Si sta esagerando, va da sé, non crediamo che qualcuno si sia mai spinto a tanto, ma neppure v’è chi ricordi il nome del deputato socialista risuonare nelle accanite discussioni ideologiche interne al variegato – e sempre conflittuale al suo interno – mondo della sinistra dei tempi più caldi, specie di quella ideologicamente più marcata.

Elegante, freddo nel ragionamento, diffidente verso la rivoluzione d’Ottobre e il comunismo; ma la tempra e la forza delle prese di posizione in Matteotti erano un habitus tutt’altro che improvvisato. Il celebre j’accuse in Parlamento che fu prodromico alla sua morte non ne era stato il primo o unico esempio; non a caso era già stato aggredito in passato a causa delle sue battaglie, spesso più decise di quelle di chi doveva teoricamente stare alla sua sinistra.

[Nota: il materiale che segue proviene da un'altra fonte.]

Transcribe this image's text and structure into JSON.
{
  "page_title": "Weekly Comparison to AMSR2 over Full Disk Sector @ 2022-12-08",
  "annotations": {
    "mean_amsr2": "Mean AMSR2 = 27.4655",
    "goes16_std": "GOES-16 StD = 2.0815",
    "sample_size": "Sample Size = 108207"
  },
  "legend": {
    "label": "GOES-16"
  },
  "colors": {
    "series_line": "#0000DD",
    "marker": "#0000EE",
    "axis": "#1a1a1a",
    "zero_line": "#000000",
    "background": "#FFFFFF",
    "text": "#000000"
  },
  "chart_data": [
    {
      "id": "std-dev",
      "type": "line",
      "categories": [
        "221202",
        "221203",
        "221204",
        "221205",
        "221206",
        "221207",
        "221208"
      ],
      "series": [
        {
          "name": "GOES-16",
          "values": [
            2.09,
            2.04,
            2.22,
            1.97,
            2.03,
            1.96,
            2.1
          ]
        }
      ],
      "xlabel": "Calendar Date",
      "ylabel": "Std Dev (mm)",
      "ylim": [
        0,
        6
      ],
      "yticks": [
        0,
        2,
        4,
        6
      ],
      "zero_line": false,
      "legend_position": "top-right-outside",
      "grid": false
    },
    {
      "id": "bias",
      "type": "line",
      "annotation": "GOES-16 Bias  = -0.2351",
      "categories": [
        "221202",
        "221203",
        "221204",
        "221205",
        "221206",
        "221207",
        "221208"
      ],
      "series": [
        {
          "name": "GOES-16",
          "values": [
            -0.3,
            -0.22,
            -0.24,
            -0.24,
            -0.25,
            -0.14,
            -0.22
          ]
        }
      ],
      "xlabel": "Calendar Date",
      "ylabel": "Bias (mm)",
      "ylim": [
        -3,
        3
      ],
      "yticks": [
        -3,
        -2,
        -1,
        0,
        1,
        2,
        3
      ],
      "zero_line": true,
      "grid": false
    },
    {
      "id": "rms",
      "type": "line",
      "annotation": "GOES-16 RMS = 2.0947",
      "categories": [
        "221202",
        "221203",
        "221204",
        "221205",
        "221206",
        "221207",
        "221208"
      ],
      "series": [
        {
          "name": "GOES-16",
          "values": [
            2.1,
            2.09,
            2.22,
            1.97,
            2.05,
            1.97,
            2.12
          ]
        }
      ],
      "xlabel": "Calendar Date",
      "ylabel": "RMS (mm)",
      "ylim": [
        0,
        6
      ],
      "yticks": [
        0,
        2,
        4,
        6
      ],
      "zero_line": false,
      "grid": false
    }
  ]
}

Lo storico Mauro Canali, che ha anche curato la mostra “Giacomo Matteotti. Vita e morte di un padre della democrazia” da poco chiusa a Roma, esperto dell’orizzonte storico interno al passaggio dal mondo liberale a quello totalitario (per quanto la formula si presti a molti elementi di criticità: è vero c’erano ancora gli altri partiti, ma il fascismo si era organizzato da subito come movimento violento e anti-parlamentare), ricorda ne Il delitto Matteotti, revisione più stringata di un lavoro che già il Mulino aveva licenziato nel 1997, come nel 1915 il suo lucido furore anti-interventista lo avesse messo contro la direzione del Partito Socialista ma anche contro i massimalisti.
Matteotti avversò a tal punto la partecipazione italiana alla guerra che i futuri fascisti non lo dimenticarono (nemmeno il governo: l’antimilitarista per questo si beccò due anni di confino in Sicilia). Né gli avrebbero perdonato l’intransigenza, l’impavida parresìa, loro, gli sbruffoni del “me ne frego”.
E Matteotti fu tra i primi a intendere il cuore economico del fascismo, il consenso o almeno l’interesse già agli inizi non solo dei reduci disperati, dei fanatici guerrafondai, ma soprattutto della piccola borghesia e ancor più di quella nera del capitalismo agrario. Del resto non si contano gli articoli del duce contro Matteotti già negli anni precedenti al ’24, nei quali veniva minacciato senza troppi giri di parole.
Tre anni prima, alla vigilia delle elezioni, era stato picchiato dagli squadristi. Uomo che detestava la violenza, nel fatale discorso alla Camera, dopo aver elencato gli abusi, le violenze, i soprusi, i brogli alle elezioni, vanamente aggredito dalle urla dei fascisti concluse dicendo a un collega socialista: “E adesso preparatevi alla mia commemorazione”.
Eppure c’è dell’altro, ed è la ragione del libro di Canali. Per lo storico, la fine tragica del deputato socialista non è legata soltanto al celebre discorso. L’omicidio del 10 giugno non fu solo una questione politica, e forse nemmeno la principale. Matteotti infatti si apprestava a rivelare un traffico di tangenti e petrolio al cui vertice stavano Mussolini e il fratello Arnaldo. Affari sporchi, insomma. Il 10 giugno, il capobanda Amerigo Dumini, con altri quattro farabutti della Ceka, la polizia politica, lo picchiano, lo caricano su un’auto e lo portano via.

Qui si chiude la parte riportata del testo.